Can it be useful? Yes, of course. The New Jersey Law Journal reported a dramatic example of an internal investigation into suspected embezzlement. The company had its suspicions but a keyword search for terms related to banks, accounts and deposits turned up nothing meaningful. Then the company ran a search for clustered and threaded terms. They came up with a large number of baseball-related discussions between two men who were not sports fans. The company matched the terms and email dates to bank transfers, exposing the embezzlers and their code words.

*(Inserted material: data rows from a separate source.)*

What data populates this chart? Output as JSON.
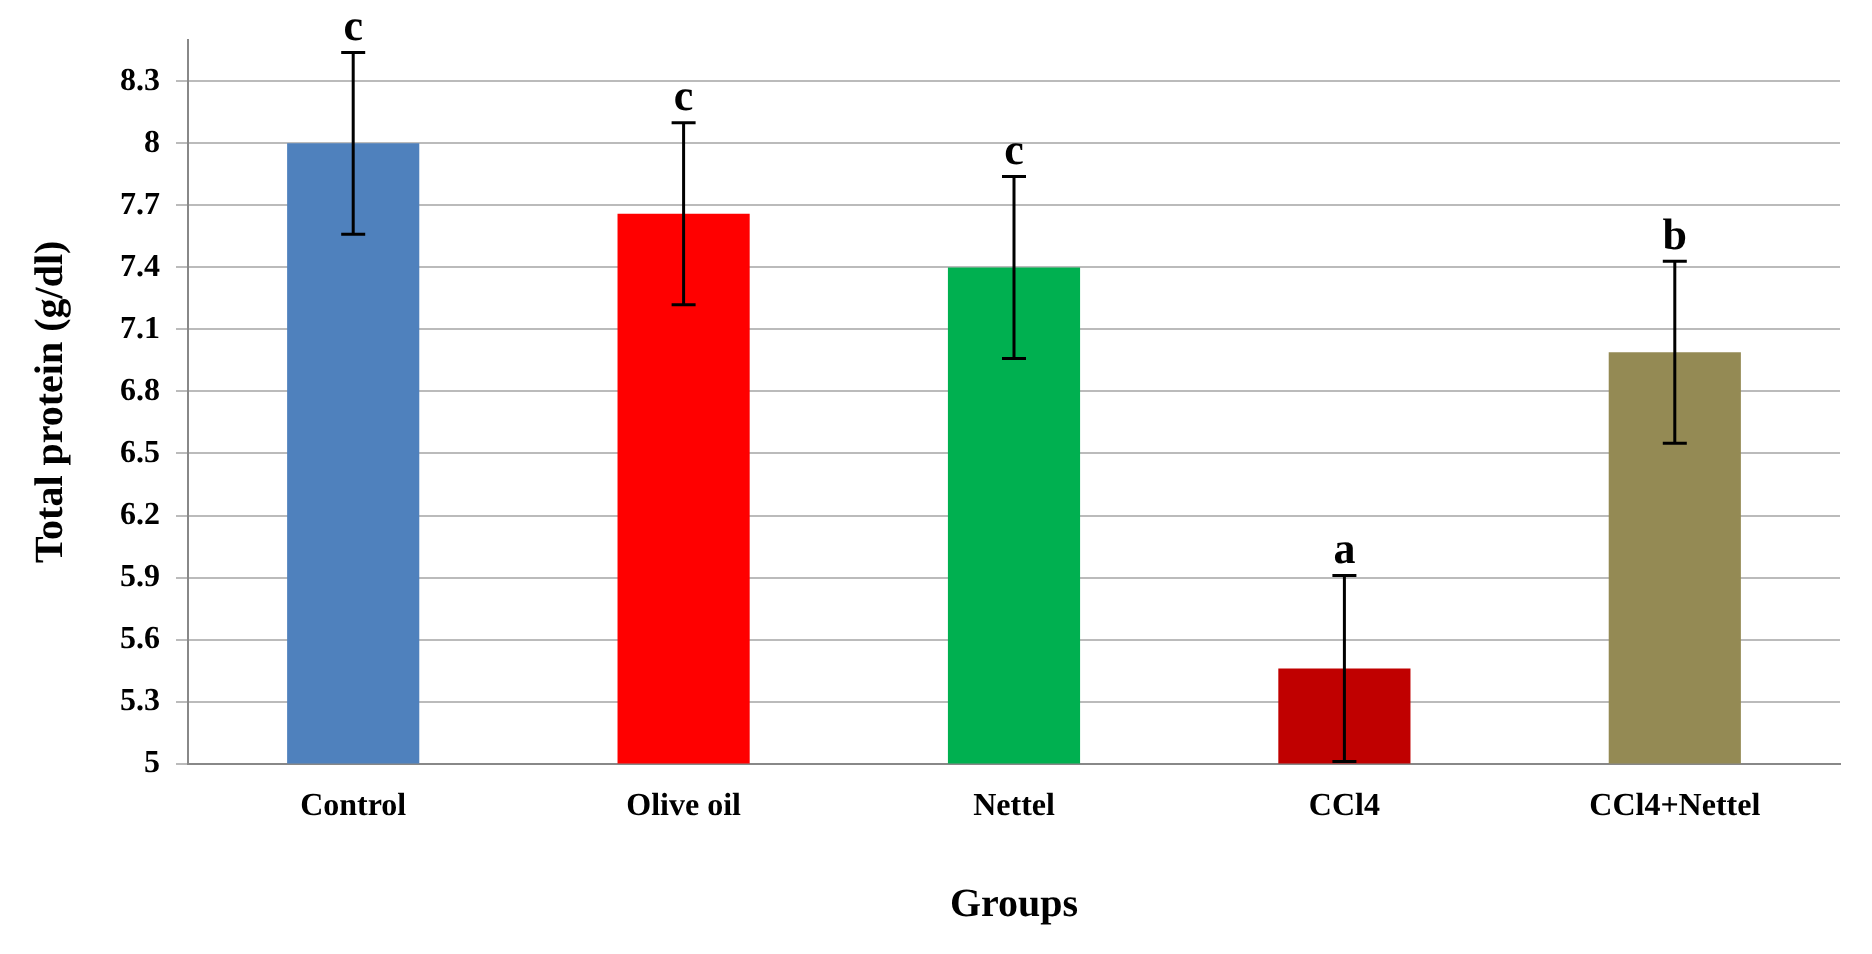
{
  "chart_data": {
    "type": "bar",
    "xlabel": "Groups",
    "ylabel": "Total protein (g/dl)",
    "categories": [
      "Control",
      "Olive oil",
      "Nettel",
      "CCl4",
      "CCl4+Nettel"
    ],
    "values": [
      8.0,
      7.66,
      7.4,
      5.46,
      6.99
    ],
    "colors": [
      "#4f81bd",
      "#ff0000",
      "#00b050",
      "#c00000",
      "#948a54"
    ],
    "errors": [
      0.44,
      0.44,
      0.44,
      0.45,
      0.44
    ],
    "ylim": [
      5,
      8.5
    ],
    "yticks": [
      5,
      5.3,
      5.6,
      5.9,
      6.2,
      6.5,
      6.8,
      7.1,
      7.4,
      7.7,
      8,
      8.3
    ],
    "grid": "y",
    "annotations": [
      {
        "text": "c",
        "x": "Control",
        "y": 8.44
      },
      {
        "text": "c",
        "x": "Olive oil",
        "y": 8.1
      },
      {
        "text": "c",
        "x": "Nettel",
        "y": 7.84
      },
      {
        "text": "a",
        "x": "CCl4",
        "y": 5.91
      },
      {
        "text": "b",
        "x": "CCl4+Nettel",
        "y": 7.43
      }
    ]
  }
}
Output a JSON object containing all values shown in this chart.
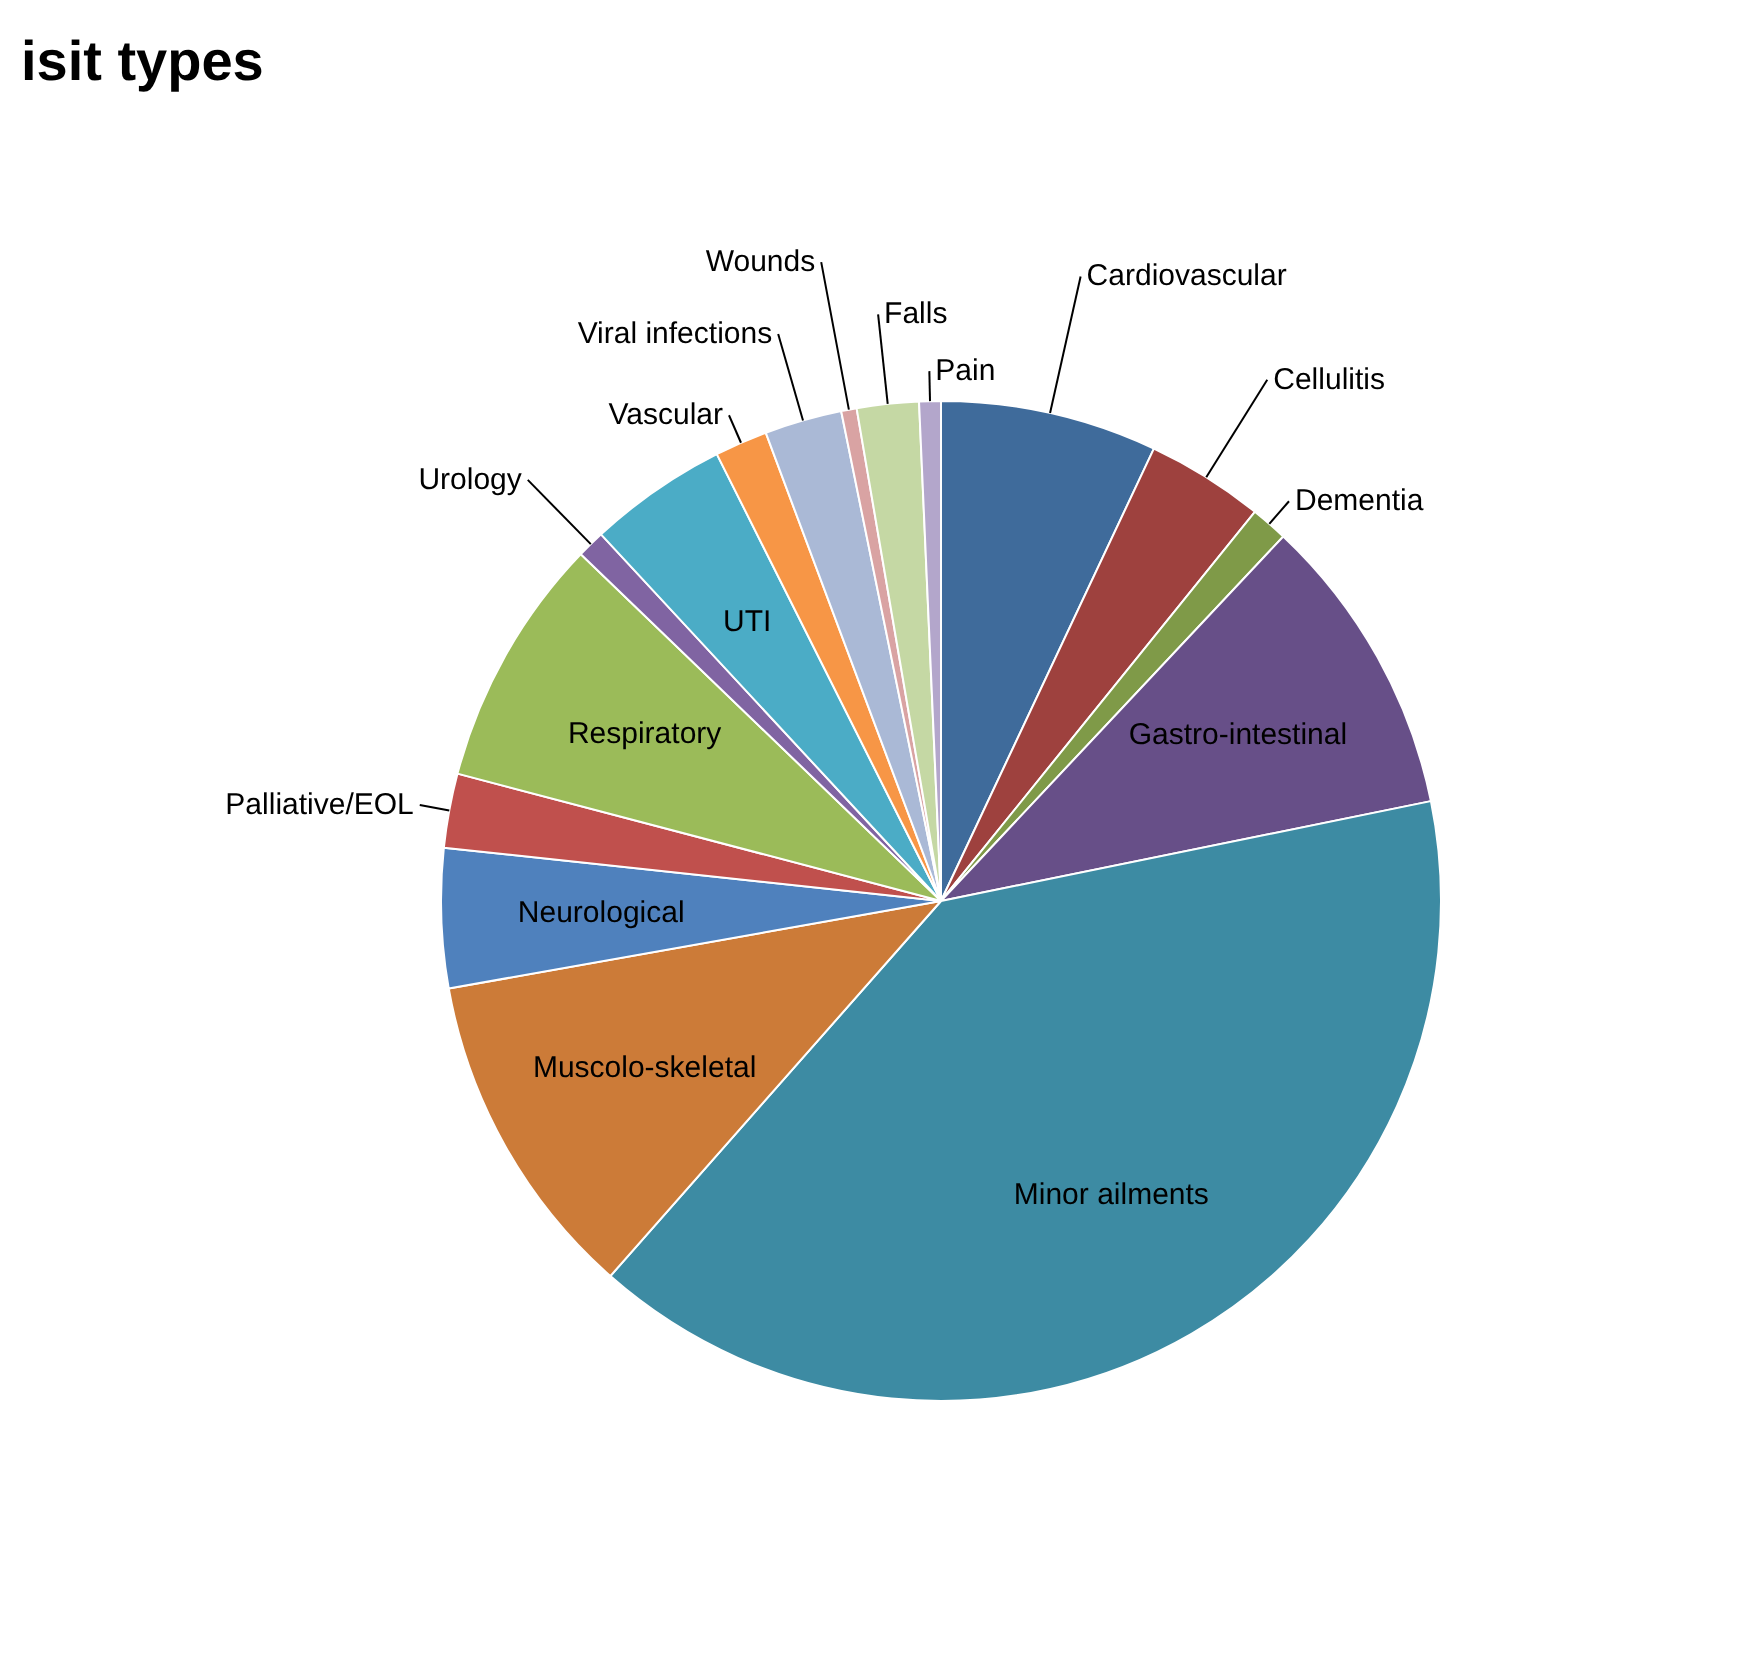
{
  "chart_data": {
    "type": "pie",
    "title": "isit types",
    "categories": [
      "Cardiovascular",
      "Cellulitis",
      "Dementia",
      "Gastro-intestinal",
      "Minor ailments",
      "Muscolo-skeletal",
      "Neurological",
      "Palliative/EOL",
      "Respiratory",
      "Urology",
      "UTI",
      "Vascular",
      "Viral infections",
      "Wounds",
      "Falls",
      "Pain"
    ],
    "values": [
      7.0,
      3.8,
      1.2,
      9.8,
      39.7,
      10.7,
      4.5,
      2.4,
      8.1,
      0.9,
      4.5,
      1.7,
      2.5,
      0.5,
      2.0,
      0.7
    ],
    "colors": [
      "#3f6b9b",
      "#9e413e",
      "#7f9a48",
      "#674f88",
      "#3d8ba3",
      "#cc7b38",
      "#4f81bd",
      "#c0504d",
      "#9bbb59",
      "#8064a2",
      "#4bacc6",
      "#f79646",
      "#aab9d6",
      "#d9a3a3",
      "#c5d8a4",
      "#b3a6cb"
    ]
  }
}
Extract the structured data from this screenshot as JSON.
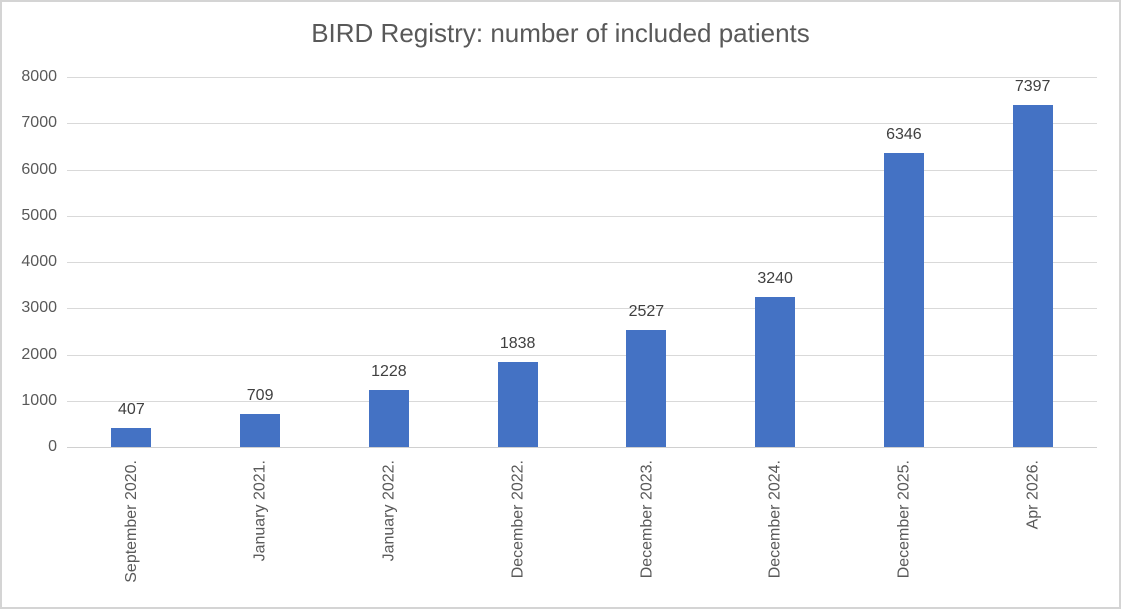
{
  "title": "BIRD Registry: number of included patients",
  "chart_data": {
    "type": "bar",
    "title": "BIRD Registry: number of included patients",
    "categories": [
      "September 2020.",
      "January 2021.",
      "January 2022.",
      "December 2022.",
      "December 2023.",
      "December 2024.",
      "December 2025.",
      "Apr 2026."
    ],
    "values": [
      407,
      709,
      1228,
      1838,
      2527,
      3240,
      6346,
      7397
    ],
    "data_labels": [
      "407",
      "709",
      "1228",
      "1838",
      "2527",
      "3240",
      "6346",
      "7397"
    ],
    "xlabel": "",
    "ylabel": "",
    "ylim": [
      0,
      8000
    ],
    "yticks": [
      0,
      1000,
      2000,
      3000,
      4000,
      5000,
      6000,
      7000,
      8000
    ],
    "grid": true,
    "legend_position": "none",
    "colors": {
      "bar": "#4472C4",
      "gridline": "#d9d9d9",
      "title_text": "#595959",
      "axis_text": "#595959",
      "data_label_text": "#404040",
      "frame_border": "#d4d4d4",
      "background": "#ffffff"
    }
  }
}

However, this entertaining example is not the major reason for using concept search. One of the real challenges of keyword and Boolean searches is that a party may insist that the opposing party use dozens, even hundreds of keywords to search. The idea is that it is simple to carry out such searches. But what happens is that the returned data sets are very large. This strains storage resources and processing cycles but most importantly adds huge burdens to the already expensive manual review process. Concept search ideally fixes this problem by significantly improving search accuracy, which results in smaller and more relevant data sets without lawyer involvement. When the lawyers do go to review results, they are dealing with a much smaller and far more accurate set of data.
As usual, Sedona weighs in with useful guidance.
"Alternative search tools are available to supplement simple keyword searching and Boolean search techniques. These include using fuzzy logic to capture variations on words; using conceptual searching, which makes use of taxonomies and ontologies assembled by linguists; and using other machine learning and text mining tools that employ mathematical probabilities."